Charles Paine was born on 23 October 1895 in Pendleton, Lancashire, England. He studied at Salford College of Art and graduated from the Royal College of Art in 1919. He then worked for Edinburgh College of Art's Applied Art Department, where his immediate superior was the printmaker John Platt (1886–1967).

It is believed that Platt introduced Paine to Frank Pick, for whom he designed 31 London Underground posters. He worked extensively with the Baynard Press, for which he produced posters and other graphic designs for a wide range of companies. He designed London Underground posters for The Boat Race in 1921 and 1923.

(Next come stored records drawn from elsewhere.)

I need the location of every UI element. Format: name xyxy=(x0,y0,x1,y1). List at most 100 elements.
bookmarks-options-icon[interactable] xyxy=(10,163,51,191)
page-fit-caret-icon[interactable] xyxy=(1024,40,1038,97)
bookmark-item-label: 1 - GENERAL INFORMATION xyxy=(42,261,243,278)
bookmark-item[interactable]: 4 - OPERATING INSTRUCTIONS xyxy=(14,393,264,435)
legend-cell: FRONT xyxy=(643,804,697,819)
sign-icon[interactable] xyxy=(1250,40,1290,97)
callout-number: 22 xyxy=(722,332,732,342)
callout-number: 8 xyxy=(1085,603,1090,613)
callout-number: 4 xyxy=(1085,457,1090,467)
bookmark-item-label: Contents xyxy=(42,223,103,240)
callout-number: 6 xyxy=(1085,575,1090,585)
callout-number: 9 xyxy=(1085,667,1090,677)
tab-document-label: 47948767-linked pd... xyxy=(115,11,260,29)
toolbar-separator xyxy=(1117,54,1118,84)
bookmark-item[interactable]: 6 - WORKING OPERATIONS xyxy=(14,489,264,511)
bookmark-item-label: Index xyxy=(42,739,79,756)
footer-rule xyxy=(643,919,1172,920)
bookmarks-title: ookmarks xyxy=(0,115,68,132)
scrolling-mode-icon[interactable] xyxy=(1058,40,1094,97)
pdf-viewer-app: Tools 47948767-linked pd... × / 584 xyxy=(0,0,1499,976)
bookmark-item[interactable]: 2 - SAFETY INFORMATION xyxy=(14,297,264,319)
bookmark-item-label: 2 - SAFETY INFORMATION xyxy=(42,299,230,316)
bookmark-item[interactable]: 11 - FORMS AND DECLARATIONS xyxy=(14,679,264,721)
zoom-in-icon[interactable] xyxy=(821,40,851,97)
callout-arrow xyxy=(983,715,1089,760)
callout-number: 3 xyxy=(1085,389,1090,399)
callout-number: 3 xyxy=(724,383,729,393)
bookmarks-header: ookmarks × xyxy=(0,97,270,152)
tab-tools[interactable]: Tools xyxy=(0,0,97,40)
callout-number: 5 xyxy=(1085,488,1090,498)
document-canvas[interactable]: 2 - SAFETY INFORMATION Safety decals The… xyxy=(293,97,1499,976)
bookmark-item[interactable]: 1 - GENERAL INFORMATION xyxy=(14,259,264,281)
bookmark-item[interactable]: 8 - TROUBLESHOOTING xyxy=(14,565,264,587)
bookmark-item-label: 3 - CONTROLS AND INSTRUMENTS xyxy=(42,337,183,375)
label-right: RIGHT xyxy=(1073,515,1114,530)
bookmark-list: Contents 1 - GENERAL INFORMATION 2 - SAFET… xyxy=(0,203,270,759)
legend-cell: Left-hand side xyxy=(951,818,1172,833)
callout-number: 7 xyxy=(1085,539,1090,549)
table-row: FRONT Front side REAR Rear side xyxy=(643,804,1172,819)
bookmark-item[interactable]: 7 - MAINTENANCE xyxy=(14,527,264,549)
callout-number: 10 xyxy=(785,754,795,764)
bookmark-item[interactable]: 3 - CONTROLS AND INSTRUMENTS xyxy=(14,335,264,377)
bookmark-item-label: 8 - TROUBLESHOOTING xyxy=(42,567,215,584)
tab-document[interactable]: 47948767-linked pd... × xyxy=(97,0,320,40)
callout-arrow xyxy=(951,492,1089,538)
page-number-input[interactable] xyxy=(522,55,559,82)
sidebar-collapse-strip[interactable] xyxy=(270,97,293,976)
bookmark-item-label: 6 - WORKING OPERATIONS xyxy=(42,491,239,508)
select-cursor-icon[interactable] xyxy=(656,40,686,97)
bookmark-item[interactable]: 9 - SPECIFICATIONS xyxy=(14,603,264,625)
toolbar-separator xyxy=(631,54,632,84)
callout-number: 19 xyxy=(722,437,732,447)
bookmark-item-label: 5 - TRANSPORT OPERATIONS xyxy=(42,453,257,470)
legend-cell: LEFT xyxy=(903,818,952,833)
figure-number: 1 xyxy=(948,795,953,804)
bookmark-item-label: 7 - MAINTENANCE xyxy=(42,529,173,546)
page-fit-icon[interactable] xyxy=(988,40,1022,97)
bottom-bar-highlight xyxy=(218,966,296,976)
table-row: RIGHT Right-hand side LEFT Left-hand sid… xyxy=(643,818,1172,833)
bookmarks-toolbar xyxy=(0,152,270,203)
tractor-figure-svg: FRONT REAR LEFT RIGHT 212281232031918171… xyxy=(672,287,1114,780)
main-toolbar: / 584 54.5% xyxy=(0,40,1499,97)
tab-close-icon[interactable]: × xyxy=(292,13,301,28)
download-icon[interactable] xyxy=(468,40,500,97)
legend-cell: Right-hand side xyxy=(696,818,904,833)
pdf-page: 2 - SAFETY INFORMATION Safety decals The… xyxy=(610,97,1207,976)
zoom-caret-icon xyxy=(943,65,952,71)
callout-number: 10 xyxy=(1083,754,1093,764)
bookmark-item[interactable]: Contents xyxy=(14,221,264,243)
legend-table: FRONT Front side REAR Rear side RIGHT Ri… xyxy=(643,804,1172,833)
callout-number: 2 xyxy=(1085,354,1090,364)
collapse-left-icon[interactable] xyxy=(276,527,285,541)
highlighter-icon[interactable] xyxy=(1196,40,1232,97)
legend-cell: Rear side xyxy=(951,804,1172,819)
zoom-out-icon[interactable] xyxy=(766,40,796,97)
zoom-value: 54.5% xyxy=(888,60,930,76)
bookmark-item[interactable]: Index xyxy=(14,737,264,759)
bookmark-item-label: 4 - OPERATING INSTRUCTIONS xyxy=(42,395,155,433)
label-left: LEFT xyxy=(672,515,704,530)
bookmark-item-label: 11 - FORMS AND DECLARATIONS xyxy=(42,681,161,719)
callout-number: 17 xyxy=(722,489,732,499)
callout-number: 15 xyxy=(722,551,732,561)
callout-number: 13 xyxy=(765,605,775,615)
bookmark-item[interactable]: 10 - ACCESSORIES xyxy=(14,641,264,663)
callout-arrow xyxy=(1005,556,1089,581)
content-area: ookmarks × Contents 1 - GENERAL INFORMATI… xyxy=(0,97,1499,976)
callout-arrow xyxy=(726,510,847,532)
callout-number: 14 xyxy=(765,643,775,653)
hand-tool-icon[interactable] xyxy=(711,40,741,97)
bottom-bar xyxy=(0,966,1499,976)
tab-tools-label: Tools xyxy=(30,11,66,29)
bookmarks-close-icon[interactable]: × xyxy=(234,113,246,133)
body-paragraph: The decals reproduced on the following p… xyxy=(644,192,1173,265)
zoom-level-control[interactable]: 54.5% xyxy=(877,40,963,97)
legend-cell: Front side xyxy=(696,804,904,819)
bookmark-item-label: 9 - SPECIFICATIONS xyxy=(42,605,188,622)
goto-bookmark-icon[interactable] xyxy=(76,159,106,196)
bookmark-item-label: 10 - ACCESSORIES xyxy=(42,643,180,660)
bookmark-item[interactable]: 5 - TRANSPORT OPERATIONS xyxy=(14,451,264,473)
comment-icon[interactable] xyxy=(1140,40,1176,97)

As well as London Underground, Paine designed for the Empire Marketing Board, the GPO, Penguin Books, Sundour Fabrics, and produced government propaganda materials during the Second World War.

In 1939, Paine was employed by the new town of Welwyn Garden City to "take responsibility for the creative angle of the organisation's publicity". In 1948, he moved to Jersey where he lived until his death.

Paine died at his Jersey home on 7 June 1967.

==Legacy==
Paine's work is in the permanent collection of the Art Institute of Chicago and the Victoria and Albert Museum. His 1921 London Underground poster, For the Zoo, appears on a 2013 Royal Mail postage stamp.